Here's an illustration of the problem of clusters with varying sizes and densities:
Variations of K-Means
There are variations of this algorithm that differ mainly in how the centroid is chosen. Here's a list of some of them:
- K-Modes - centroid is the item created by selecting the most frequent occurrence in the cluster for each attribute.
- K-Medoids - similar to a mean, but it's restricted to being an actual member of the data set, rather than just a possible value.

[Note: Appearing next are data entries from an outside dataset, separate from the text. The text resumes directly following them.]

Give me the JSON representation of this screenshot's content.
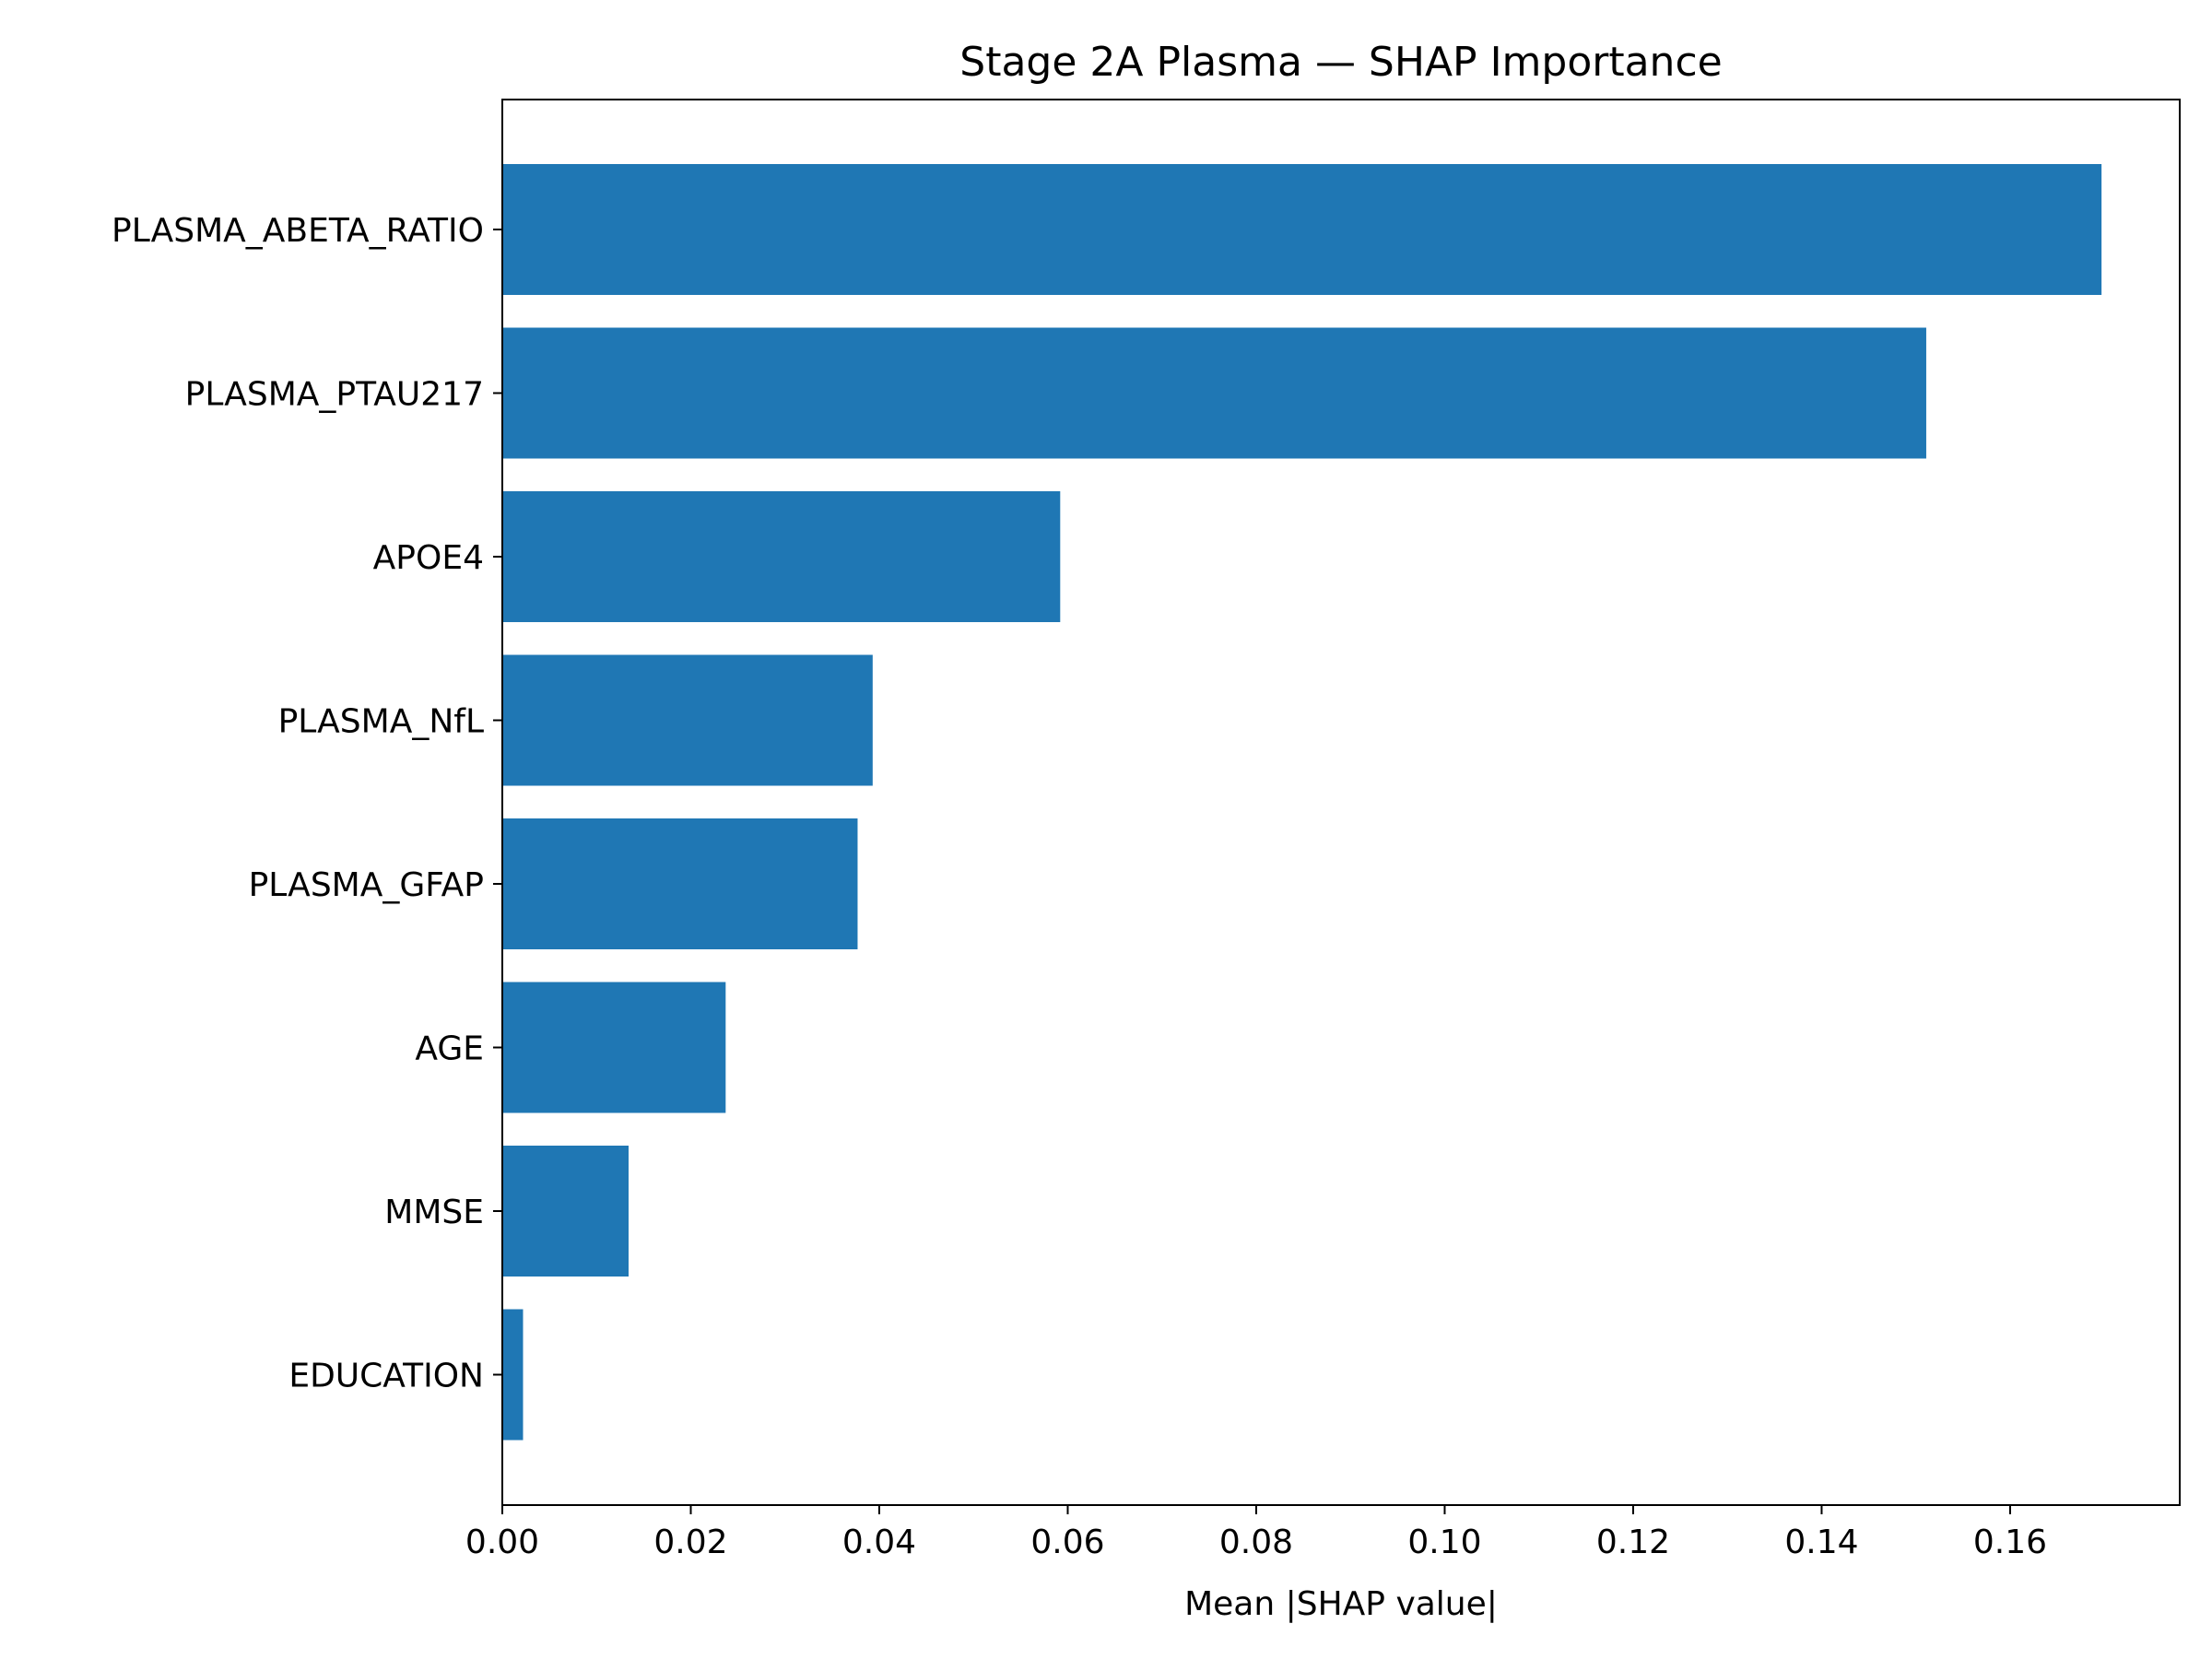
{
  "chart_data": {
    "type": "bar",
    "orientation": "horizontal",
    "title": "Stage 2A Plasma — SHAP Importance",
    "xlabel": "Mean |SHAP value|",
    "ylabel": "",
    "categories": [
      "PLASMA_ABETA_RATIO",
      "PLASMA_PTAU217",
      "APOE4",
      "PLASMA_NfL",
      "PLASMA_GFAP",
      "AGE",
      "MMSE",
      "EDUCATION"
    ],
    "values": [
      0.1697,
      0.1511,
      0.0592,
      0.0393,
      0.0377,
      0.0237,
      0.0134,
      0.0022
    ],
    "xlim": [
      0,
      0.178
    ],
    "xticks": [
      0.0,
      0.02,
      0.04,
      0.06,
      0.08,
      0.1,
      0.12,
      0.14,
      0.16
    ],
    "xtick_labels": [
      "0.00",
      "0.02",
      "0.04",
      "0.06",
      "0.08",
      "0.10",
      "0.12",
      "0.14",
      "0.16"
    ],
    "bar_color": "#1f77b4",
    "grid": false,
    "legend": "none"
  }
}
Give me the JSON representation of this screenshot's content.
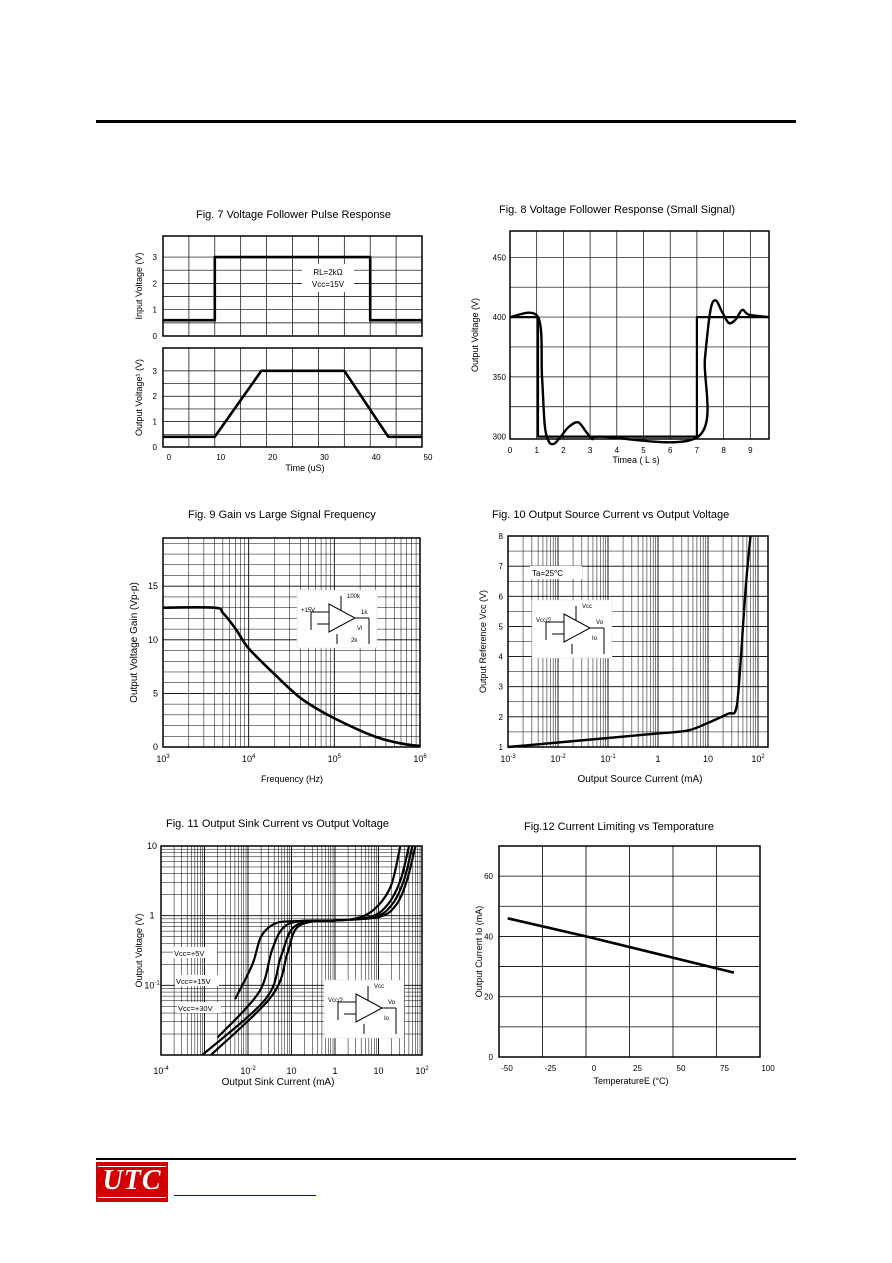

- K-Median - instead of the mean, we use the median or the "middle element" for each attribute to create our centroid.
- Expectation–Maximization (EM) Clustering using Gaussian Mixture Models (GMM) - detects elliptical shapes through using both a mean and a standard deviation to define membership in a cluster.
Conclusion
We have provided an intuition behind K-Means through drawing parallels with the human experience, went through the details of how it can be implemented, various concerns we should be mindful of when implementing it, and common problems encountered while working with it. We've also mentioned similar algorithms, as well as alternative clustering algorithms for situations where K-Means falls short.